Recently Mrs. Navanethem Pillay, U.N. High Commissioner for Human Rights, spoke before the Permanent Committee on Human Rights of the Foreign Affairs Committee, on which I sit as Vice President.
I would like to voice my surprise for what I heard from Mrs Pillay - a feeling that I expressed very clearly to her – still thanking her for her informative visit.
The Commissioner interpreted the meeting as an opportunity to harshly criticize Italy’s policies on immigration and what she considers as the criminalization of illegal immigration.
She voiced the same criticism on the policies concerning the Roma people, and invited the Members of the Chamber of Deputies to justify themselves, indeed to clear themselves. This request was rejected by both the right and the left wing. Many members felt the need to ask the Commissioner some questions about the Organization where she serves, because it is deemed to be extremely problematic for its poor performace and its intolerable partisanship.
The UN Human Rights Council, which reports to her, stems from the discredited Commission on Human Rights, from 2003, chaired by a human rights champions such as Libya, was dissolved by Kofi Annan in 2006 after having devoted much of its work to defend almost all dictators in the world rather than dissidents.
Right from the start, the Council reproduced the same automatic Muslim and third-world oriented majorities, so that now - always because of these predetermined majorities – Iranmay join the club next June. It has a strong candidacy in the frame of the Asian regional bloc, the other candidates being Thailand, Qatar, Malaysia and the Maldives.
The Iranian dissident, Caspar ****, who was also the boyfriend of Neda Soltan, the heroine of freedom killed in Teheran last June, will be hosted by the Italian Parliament next week. When he was recently in Geneva to participate in a human rights summit, he asked the Council to prevent such outrage that, and I quote, “would undermine the credibility of the United Nations and would only give Iran the legitimacy to go even further with the violation of human rights”.

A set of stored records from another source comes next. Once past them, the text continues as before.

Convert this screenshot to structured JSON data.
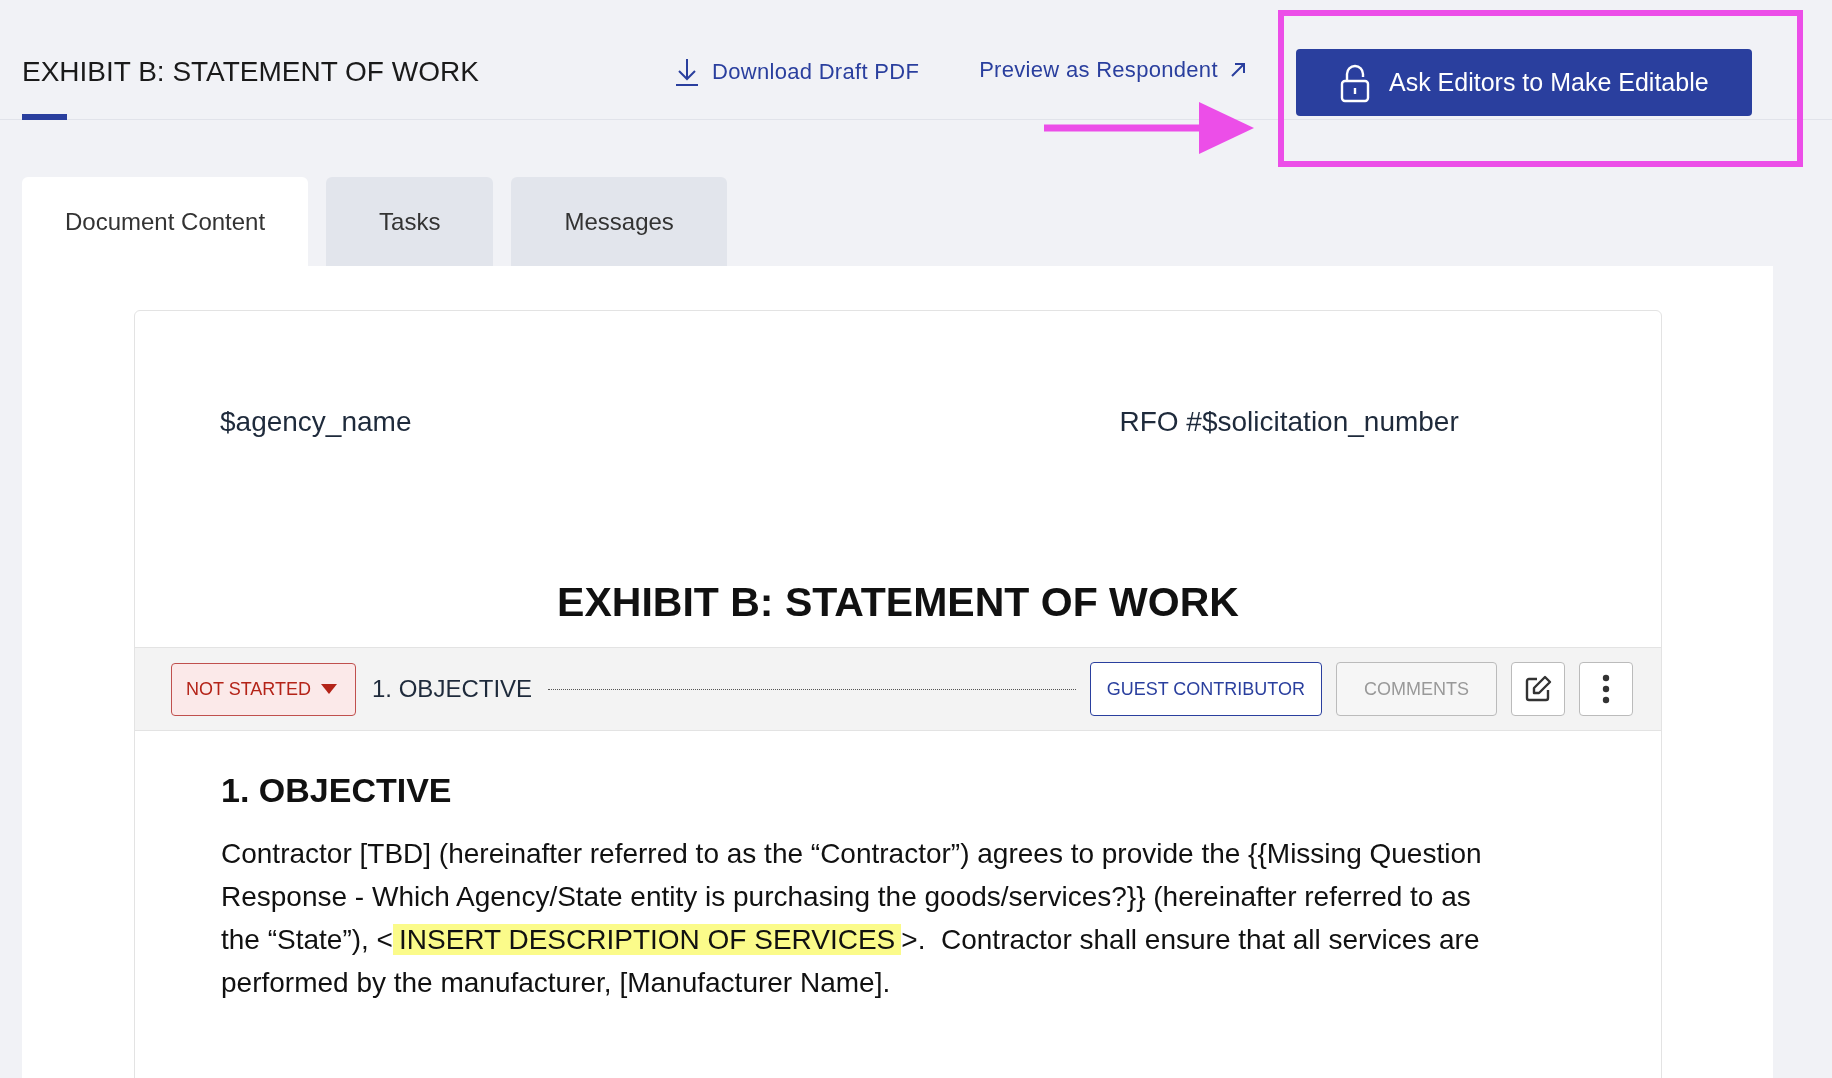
{
  "header": {
    "title": "EXHIBIT B: STATEMENT OF WORK",
    "download_link": "Download Draft PDF",
    "preview_link": "Preview as Respondent",
    "primary_button": "Ask Editors to Make Editable"
  },
  "annotation": {
    "highlight_box": true,
    "arrow": true
  },
  "tabs": [
    {
      "label": "Document Content",
      "selected": true
    },
    {
      "label": "Tasks",
      "selected": false
    },
    {
      "label": "Messages",
      "selected": false
    }
  ],
  "document": {
    "header_left": "$agency_name",
    "header_right": "RFO #$solicitation_number",
    "title": "EXHIBIT B: STATEMENT OF WORK",
    "section_bar": {
      "status": "NOT STARTED",
      "section_name": "1. OBJECTIVE",
      "guest_button": "GUEST CONTRIBUTOR",
      "comments_button": "COMMENTS",
      "comments_disabled": true
    },
    "section_heading": "1. OBJECTIVE",
    "paragraph": {
      "before": "Contractor [TBD] (hereinafter referred to as the “Contractor”) agrees to provide the {{Missing Question Response - Which Agency/State entity is purchasing the goods/services?}} (hereinafter referred to as the “State”), <",
      "highlight": "INSERT DESCRIPTION OF SERVICES",
      "after": ">.  Contractor shall ensure that all services are performed by the manufacturer, [Manufacturer Name]."
    }
  }
}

Further, out of 33 charges on the violation of human rights issued by the Human Rights Council since 2006, 27 have been against Israel; the same holds true for the promotion of the “Durban Review Conference,” known as “Durban II,” theoretically against racism, but in practice against Israel. The error-riddled Goldstone’s report on the war between Hamas and Israel last year was also one of the “achievements” of the Council.

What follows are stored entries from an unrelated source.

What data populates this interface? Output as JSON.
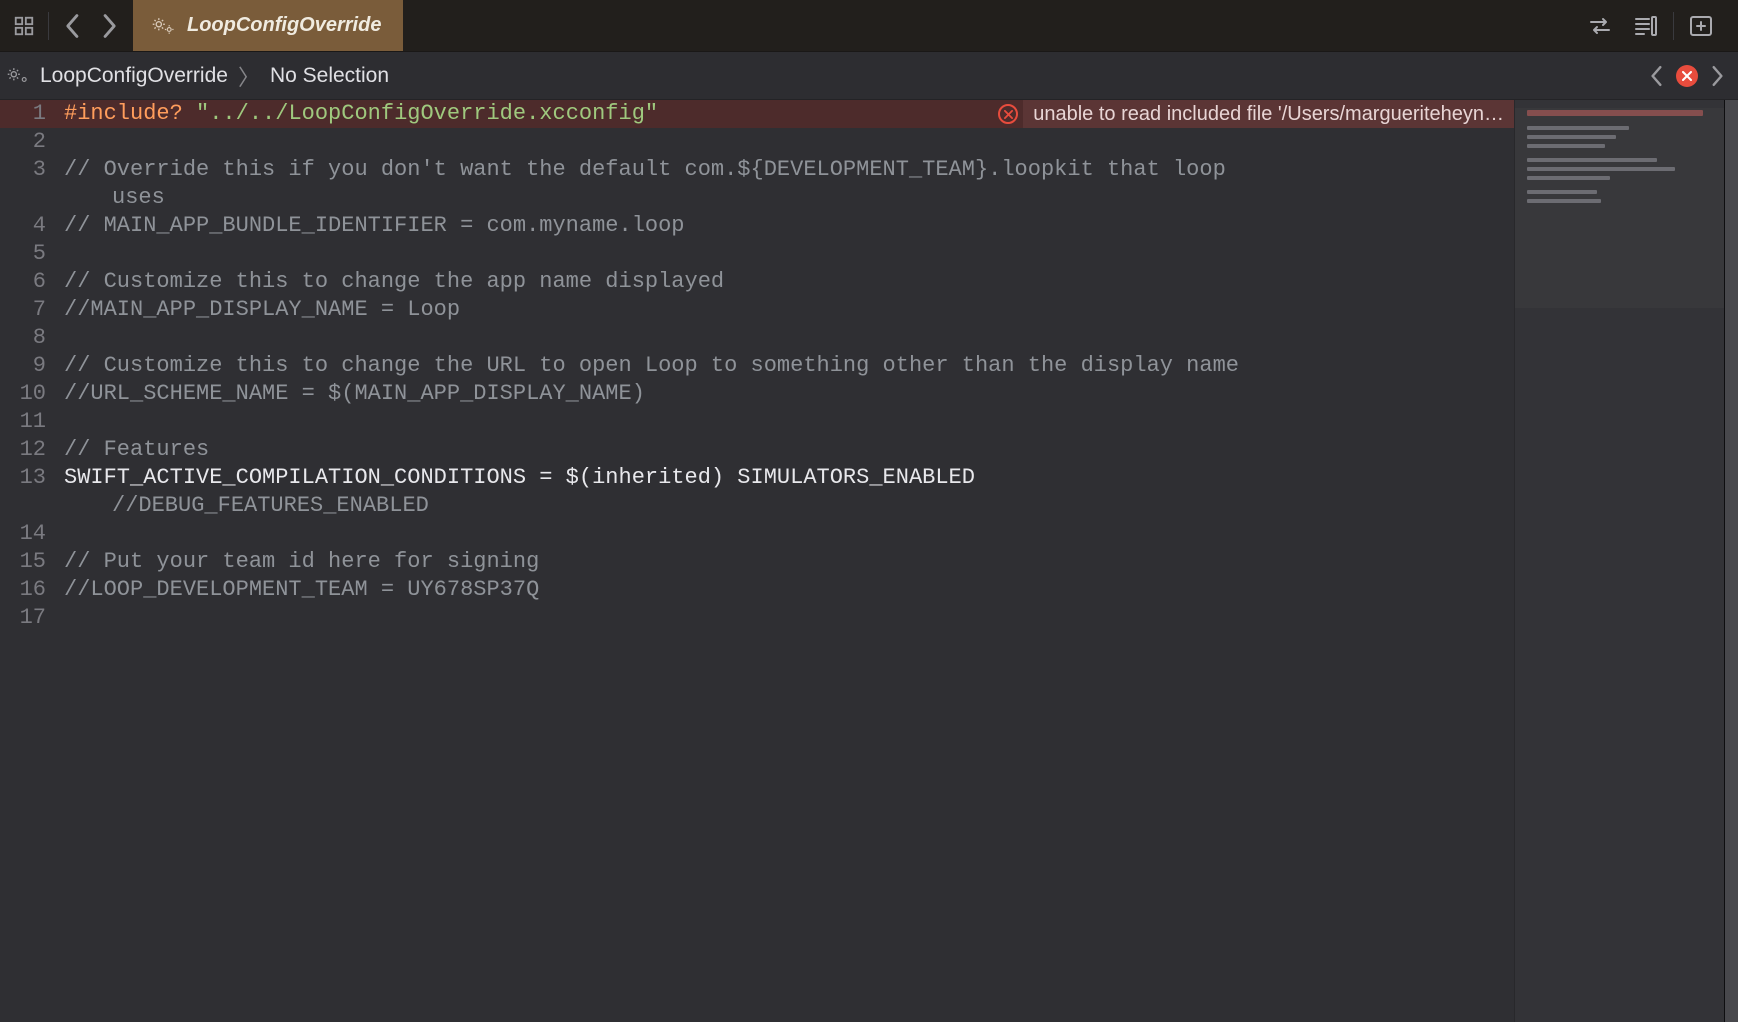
{
  "tab": {
    "title": "LoopConfigOverride"
  },
  "breadcrumb": {
    "file": "LoopConfigOverride",
    "selection": "No Selection"
  },
  "inline_error": {
    "message": "unable to read included file '/Users/margueriteheyn…"
  },
  "code": {
    "lines": [
      {
        "n": 1,
        "type": "error",
        "segments": [
          {
            "t": "#include?",
            "c": "orange"
          },
          {
            "t": " ",
            "c": "normal"
          },
          {
            "t": "\"../../LoopConfigOverride.xcconfig\"",
            "c": "green"
          }
        ]
      },
      {
        "n": 2,
        "type": "blank"
      },
      {
        "n": 3,
        "type": "comment",
        "text": "// Override this if you don't want the default com.${DEVELOPMENT_TEAM}.loopkit that loop",
        "wrap": "uses"
      },
      {
        "n": 4,
        "type": "comment",
        "text": "// MAIN_APP_BUNDLE_IDENTIFIER = com.myname.loop"
      },
      {
        "n": 5,
        "type": "blank"
      },
      {
        "n": 6,
        "type": "comment",
        "text": "// Customize this to change the app name displayed"
      },
      {
        "n": 7,
        "type": "comment",
        "text": "//MAIN_APP_DISPLAY_NAME = Loop"
      },
      {
        "n": 8,
        "type": "blank"
      },
      {
        "n": 9,
        "type": "comment",
        "text": "// Customize this to change the URL to open Loop to something other than the display name"
      },
      {
        "n": 10,
        "type": "comment",
        "text": "//URL_SCHEME_NAME = $(MAIN_APP_DISPLAY_NAME)"
      },
      {
        "n": 11,
        "type": "blank"
      },
      {
        "n": 12,
        "type": "comment",
        "text": "// Features"
      },
      {
        "n": 13,
        "type": "normal",
        "text": "SWIFT_ACTIVE_COMPILATION_CONDITIONS = $(inherited) SIMULATORS_ENABLED",
        "wrap_comment": "//DEBUG_FEATURES_ENABLED"
      },
      {
        "n": 14,
        "type": "blank"
      },
      {
        "n": 15,
        "type": "comment",
        "text": "// Put your team id here for signing"
      },
      {
        "n": 16,
        "type": "comment",
        "text": "//LOOP_DEVELOPMENT_TEAM = UY678SP37Q"
      },
      {
        "n": 17,
        "type": "blank"
      }
    ]
  },
  "icons": {
    "grid": "grid-icon",
    "back": "chevron-left-icon",
    "forward": "chevron-right-icon",
    "gears": "gears-icon",
    "swap": "swap-icon",
    "lines": "code-review-icon",
    "add_panel": "add-panel-icon",
    "error": "error-icon"
  }
}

High Commissioner Pillay answered in a determined and somewhat aggressive manner, stressing that all member Countries have the same rights, including Iran, and that no one is perfect; that there are Countries which violate human rights more than others and that Italy should not play the role of the supreme judge.
From this perspective, the 2003 Libyan Presidency of the previous Commission was not at all strange for Mrs. Pillay.

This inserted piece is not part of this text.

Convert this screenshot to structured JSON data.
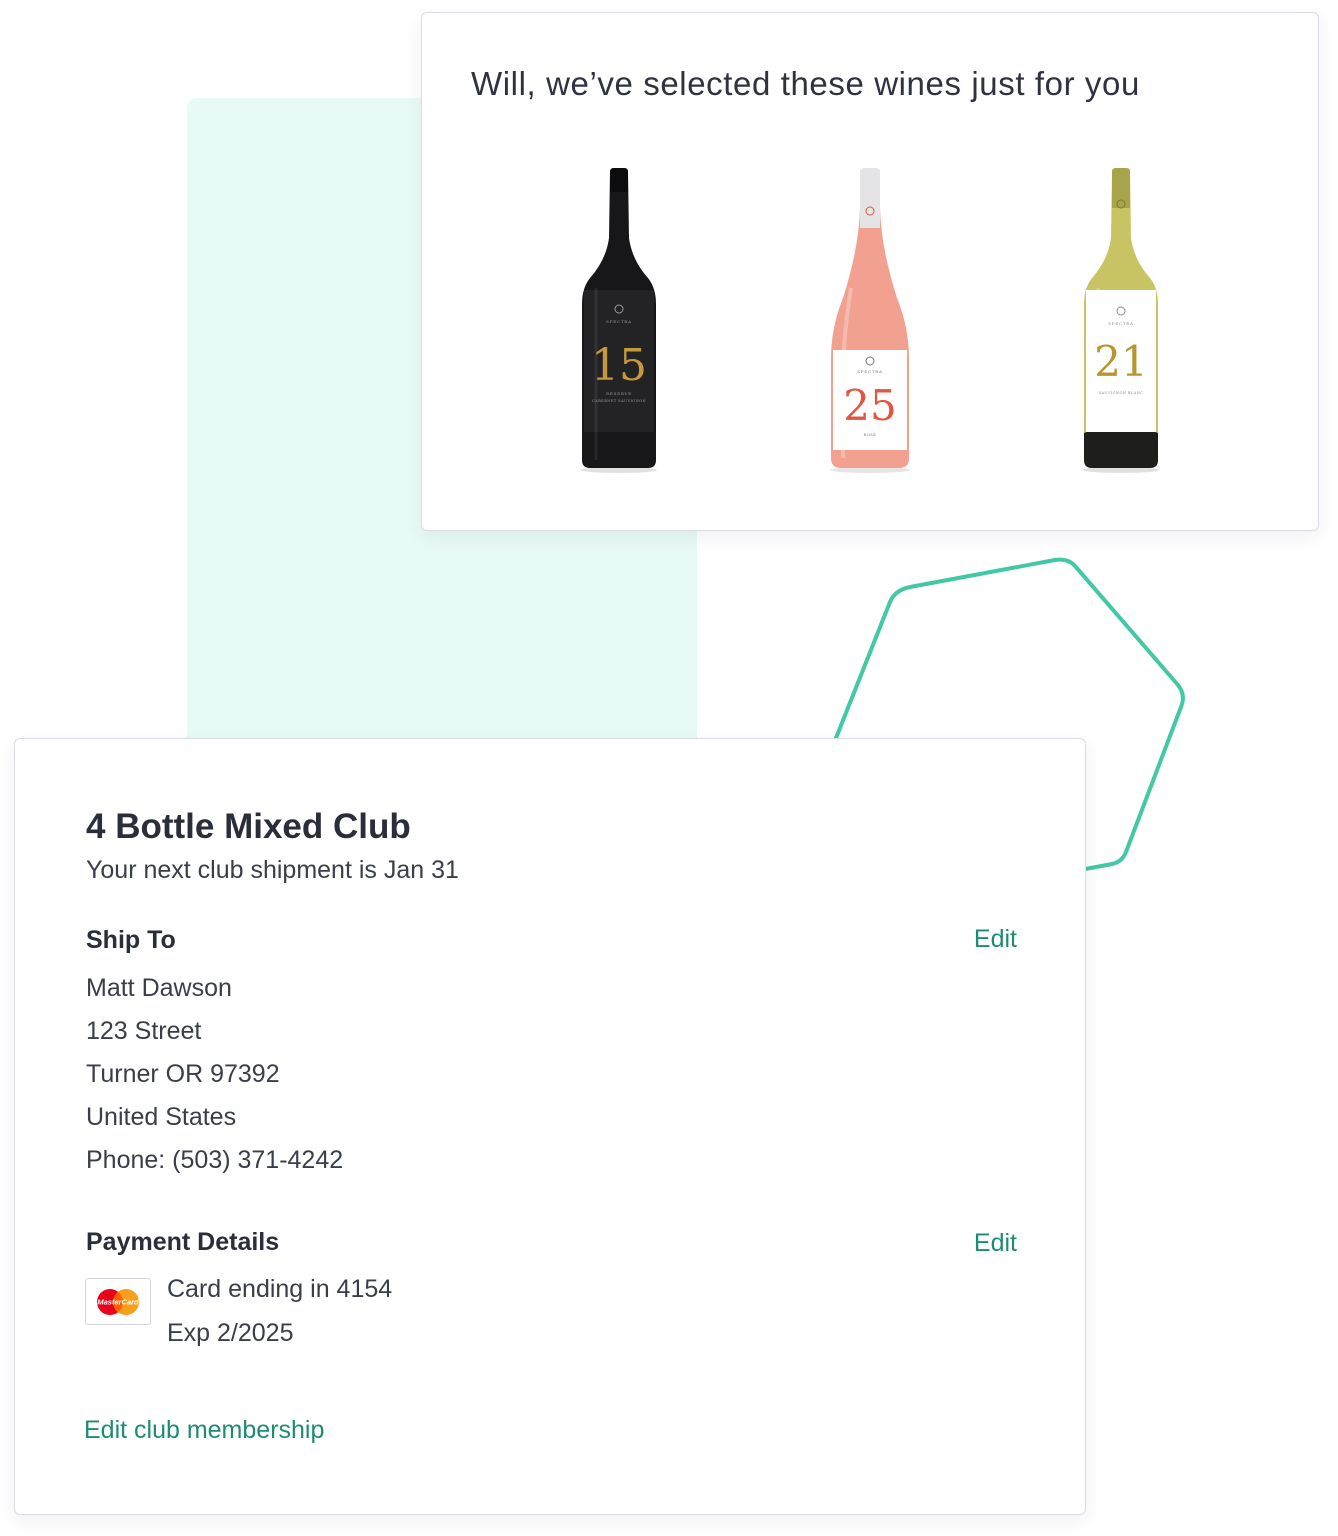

Then she spoke about Israel, completely insensitive to the all too clear data showing the Council’s hammering approach against this Country. She said that she often hears these observations but that she is not impressed. She stated that, in her opinion, that two countries have been basic violators of human rights: South Africa for the apartheid and Israel for the occupation. She concluded that the apartheid is over while the occupation is still under way, and this is the reason that led to a long list of sanctions against Israel.
Do you understand this link – Apartheid and Israel -- that Mrs. Pillay made should be a a major concern for all of us, like the “apartheid week” that the extremists on the Campuses devote to the Jewish State. It recalls President Jimmy Carter’s book of “facts” that are not correct, and “Zionism equal to racism” of the 1975 U.N. Resolution. And it is the UN High Commissioner for Human Rights that is proposing this linkage again today.
Mrs. Pillay did not say a word about Iran, North Korea, Burma, China and Sudan, the autocratic countries where it is forbidden to be Christian and Jewish and even to live a decent and full life if you are a woman.
Notwithstanding our appeal, no one promised that, in June, Iran will not join the Council. On the contrary, it seems that this is a concrete possibility for the future.